Figure 6. VM cells show a tropism for certain tissues under steady-state and trafficking conditions.

(a,b) WT mice were injected with CD8b antibody that was allowed to briefly circulate. Mice were then killed and stained with an antibody panel to determine naive, VM and antigen-experienced CD8 T cells, and whether the cells were in the vasculature or tissues (a). (b) Representative bar graphs of T-cell distribution (pooled data from two experiments with n=3 per experiment, error bars represent s.e.m.). (c) WT splenocytes were sorted into CD8 naive and VM populations, stained with different tracking dyes and co-adoptively transferred into recipient WT congenic mice. Recipients were killed 48 h later and tissues were processed as in a, and transferred cell populations were compared (**P<0.01, ***P<0.001, paired t-test, data combined from two experiments with n=3 per group). (d) OTI splenocytes were sorted into naive and VM populations and adoptively transferred into WT mice. One day later, mice were orally challenged with Lm expressing mutant internalin-A, and killed 4 days subsequent to challenge. (e) Tissues of mice orally infected were assayed for Lm CFUs (**P<0.01, ***P<0.001, one-way analysis of variance, representative of two experiments with n=3 per group, error bars represent s.e.m.).

Figure 7. Human subset with VM characteristics.
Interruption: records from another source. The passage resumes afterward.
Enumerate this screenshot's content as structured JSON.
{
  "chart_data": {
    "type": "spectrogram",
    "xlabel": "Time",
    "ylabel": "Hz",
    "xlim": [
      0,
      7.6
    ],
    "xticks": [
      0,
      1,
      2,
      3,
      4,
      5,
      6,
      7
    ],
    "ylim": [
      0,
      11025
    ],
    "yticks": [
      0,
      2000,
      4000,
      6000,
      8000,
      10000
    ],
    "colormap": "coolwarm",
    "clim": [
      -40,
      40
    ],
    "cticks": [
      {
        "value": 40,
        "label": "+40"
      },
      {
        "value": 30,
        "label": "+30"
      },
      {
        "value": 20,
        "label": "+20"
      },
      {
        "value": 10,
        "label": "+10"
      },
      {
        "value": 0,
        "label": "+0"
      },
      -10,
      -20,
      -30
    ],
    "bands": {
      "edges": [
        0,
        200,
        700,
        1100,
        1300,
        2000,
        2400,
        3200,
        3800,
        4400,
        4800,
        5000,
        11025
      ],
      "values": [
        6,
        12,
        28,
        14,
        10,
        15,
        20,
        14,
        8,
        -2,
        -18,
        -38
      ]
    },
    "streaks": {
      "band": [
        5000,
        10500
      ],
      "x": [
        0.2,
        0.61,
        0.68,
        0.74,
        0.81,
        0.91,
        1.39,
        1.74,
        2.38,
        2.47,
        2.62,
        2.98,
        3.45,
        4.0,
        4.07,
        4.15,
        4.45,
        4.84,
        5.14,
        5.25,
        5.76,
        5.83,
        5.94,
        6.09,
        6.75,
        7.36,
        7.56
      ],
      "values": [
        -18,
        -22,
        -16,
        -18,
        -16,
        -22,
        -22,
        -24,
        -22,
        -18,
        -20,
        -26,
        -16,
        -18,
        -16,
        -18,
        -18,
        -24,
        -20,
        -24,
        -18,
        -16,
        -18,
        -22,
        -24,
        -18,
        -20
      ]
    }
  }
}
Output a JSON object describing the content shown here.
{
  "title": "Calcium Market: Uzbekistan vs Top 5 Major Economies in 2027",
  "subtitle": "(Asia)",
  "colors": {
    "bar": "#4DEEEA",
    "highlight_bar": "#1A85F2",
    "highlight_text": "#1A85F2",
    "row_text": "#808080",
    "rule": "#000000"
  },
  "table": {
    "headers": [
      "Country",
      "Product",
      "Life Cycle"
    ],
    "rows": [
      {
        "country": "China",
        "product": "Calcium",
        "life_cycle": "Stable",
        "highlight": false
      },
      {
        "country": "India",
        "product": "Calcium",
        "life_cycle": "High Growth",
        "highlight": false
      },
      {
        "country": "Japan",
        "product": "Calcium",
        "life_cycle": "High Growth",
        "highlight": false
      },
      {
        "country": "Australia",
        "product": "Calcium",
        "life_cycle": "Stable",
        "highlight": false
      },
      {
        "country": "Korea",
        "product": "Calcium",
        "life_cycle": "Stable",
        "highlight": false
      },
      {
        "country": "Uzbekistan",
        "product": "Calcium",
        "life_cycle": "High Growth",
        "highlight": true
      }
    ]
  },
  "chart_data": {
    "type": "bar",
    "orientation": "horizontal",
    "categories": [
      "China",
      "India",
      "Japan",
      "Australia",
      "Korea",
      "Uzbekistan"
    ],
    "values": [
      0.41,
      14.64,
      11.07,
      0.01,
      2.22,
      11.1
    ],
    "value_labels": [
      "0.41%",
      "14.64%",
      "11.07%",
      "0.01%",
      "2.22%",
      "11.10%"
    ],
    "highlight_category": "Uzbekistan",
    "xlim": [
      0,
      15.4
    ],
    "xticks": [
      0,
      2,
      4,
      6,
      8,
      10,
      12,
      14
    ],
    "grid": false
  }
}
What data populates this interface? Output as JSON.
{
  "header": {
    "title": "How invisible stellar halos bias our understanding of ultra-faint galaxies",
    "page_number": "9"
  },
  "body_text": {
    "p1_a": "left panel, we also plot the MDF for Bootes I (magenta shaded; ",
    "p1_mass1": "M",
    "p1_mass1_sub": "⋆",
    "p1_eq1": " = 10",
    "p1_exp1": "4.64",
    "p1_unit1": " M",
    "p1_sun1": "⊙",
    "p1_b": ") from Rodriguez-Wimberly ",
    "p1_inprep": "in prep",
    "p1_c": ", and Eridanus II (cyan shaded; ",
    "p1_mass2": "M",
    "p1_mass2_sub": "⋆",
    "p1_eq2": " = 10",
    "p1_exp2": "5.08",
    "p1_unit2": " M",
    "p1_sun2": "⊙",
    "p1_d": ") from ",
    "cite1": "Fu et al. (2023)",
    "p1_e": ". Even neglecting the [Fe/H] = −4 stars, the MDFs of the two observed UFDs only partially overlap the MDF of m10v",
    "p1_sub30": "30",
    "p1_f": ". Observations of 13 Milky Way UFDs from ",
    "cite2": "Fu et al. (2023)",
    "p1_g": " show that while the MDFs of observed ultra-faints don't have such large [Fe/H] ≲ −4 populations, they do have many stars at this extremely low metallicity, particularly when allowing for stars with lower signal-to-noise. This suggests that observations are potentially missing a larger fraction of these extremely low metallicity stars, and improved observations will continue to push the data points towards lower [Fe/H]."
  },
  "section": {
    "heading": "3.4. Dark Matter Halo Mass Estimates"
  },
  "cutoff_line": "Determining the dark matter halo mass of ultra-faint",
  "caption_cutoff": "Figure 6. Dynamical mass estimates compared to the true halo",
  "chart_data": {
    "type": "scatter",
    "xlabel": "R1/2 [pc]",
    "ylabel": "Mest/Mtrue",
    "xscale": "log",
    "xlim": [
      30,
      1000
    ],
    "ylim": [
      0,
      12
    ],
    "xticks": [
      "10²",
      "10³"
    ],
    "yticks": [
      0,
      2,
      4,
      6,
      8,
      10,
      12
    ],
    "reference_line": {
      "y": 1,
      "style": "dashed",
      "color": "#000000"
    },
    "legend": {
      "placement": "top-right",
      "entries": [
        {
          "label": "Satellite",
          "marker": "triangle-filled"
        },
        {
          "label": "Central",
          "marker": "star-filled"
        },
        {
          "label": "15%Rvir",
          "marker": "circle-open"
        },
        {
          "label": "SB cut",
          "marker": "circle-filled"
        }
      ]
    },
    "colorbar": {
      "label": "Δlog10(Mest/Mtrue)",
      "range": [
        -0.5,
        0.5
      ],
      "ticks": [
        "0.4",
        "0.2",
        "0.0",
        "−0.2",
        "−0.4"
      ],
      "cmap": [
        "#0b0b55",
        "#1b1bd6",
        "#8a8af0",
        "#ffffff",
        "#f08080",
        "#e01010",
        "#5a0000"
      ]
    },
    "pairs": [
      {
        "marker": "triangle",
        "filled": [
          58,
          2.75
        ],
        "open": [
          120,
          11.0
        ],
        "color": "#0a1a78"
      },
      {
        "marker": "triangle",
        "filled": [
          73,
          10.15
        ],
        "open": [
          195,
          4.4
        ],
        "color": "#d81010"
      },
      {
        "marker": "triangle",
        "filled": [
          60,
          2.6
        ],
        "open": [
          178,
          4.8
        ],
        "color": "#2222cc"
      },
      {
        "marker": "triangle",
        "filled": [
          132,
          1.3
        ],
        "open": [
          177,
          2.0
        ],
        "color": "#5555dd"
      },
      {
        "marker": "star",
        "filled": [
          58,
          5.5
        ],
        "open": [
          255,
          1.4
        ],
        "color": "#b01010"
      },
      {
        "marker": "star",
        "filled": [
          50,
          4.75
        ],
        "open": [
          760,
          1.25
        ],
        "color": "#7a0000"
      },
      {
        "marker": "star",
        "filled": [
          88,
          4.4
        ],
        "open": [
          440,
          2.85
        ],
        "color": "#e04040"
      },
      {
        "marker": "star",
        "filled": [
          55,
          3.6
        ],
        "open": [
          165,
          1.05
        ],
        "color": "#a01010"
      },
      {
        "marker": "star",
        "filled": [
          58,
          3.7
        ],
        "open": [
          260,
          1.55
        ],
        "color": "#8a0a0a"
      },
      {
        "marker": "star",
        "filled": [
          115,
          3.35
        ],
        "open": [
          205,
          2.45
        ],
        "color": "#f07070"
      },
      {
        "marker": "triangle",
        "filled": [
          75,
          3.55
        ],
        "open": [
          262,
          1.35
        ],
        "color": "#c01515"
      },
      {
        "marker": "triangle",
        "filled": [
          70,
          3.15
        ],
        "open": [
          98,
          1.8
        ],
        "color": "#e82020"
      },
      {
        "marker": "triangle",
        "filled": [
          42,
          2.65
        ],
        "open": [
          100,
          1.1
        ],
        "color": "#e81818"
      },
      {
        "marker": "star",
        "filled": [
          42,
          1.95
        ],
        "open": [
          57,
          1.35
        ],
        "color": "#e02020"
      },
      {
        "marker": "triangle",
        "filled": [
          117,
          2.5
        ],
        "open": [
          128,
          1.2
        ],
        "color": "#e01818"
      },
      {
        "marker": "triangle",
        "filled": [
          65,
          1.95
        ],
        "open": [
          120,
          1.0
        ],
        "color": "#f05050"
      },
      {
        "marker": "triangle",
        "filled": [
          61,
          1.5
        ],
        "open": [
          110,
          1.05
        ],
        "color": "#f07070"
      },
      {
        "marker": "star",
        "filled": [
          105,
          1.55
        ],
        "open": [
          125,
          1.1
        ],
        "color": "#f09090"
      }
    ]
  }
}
(a) Human PBMCs were stained for markers denoting CD8 T-cell interaction with self or IL-15. Representative flow plots of CD8+, CD45RA+ cells are shown. (b) Putative human VM memory cells are analysed for their corresponding CD27 levels. (c,d) Percentage of CD3+/CD8+/CD45RA+/KIR+/EOMES+ (VM) cells are compared between adult PBMC samples and cord blood samples (c) or between healthy adult PBMCs (n=9, 6 males and 3 females, age range 29–72 (mean 50) years) and healthy liver (n=5, 4 males and 1 female, age range 23–56 (mean 40) years; error bars represent s.e.m.; (d) **P<0.01, t-test). (e) Normal splenocytes banked from surgeries (n=7 benign pancreatic mass and n=2 non-functioning neuroendocrine tumour) were analysed for their populations of VM cells (CD3+/CD8+/CD45RA+/KIR+/EOMES+) and correlated with age (linear regression, r²=0.47, P=0.04).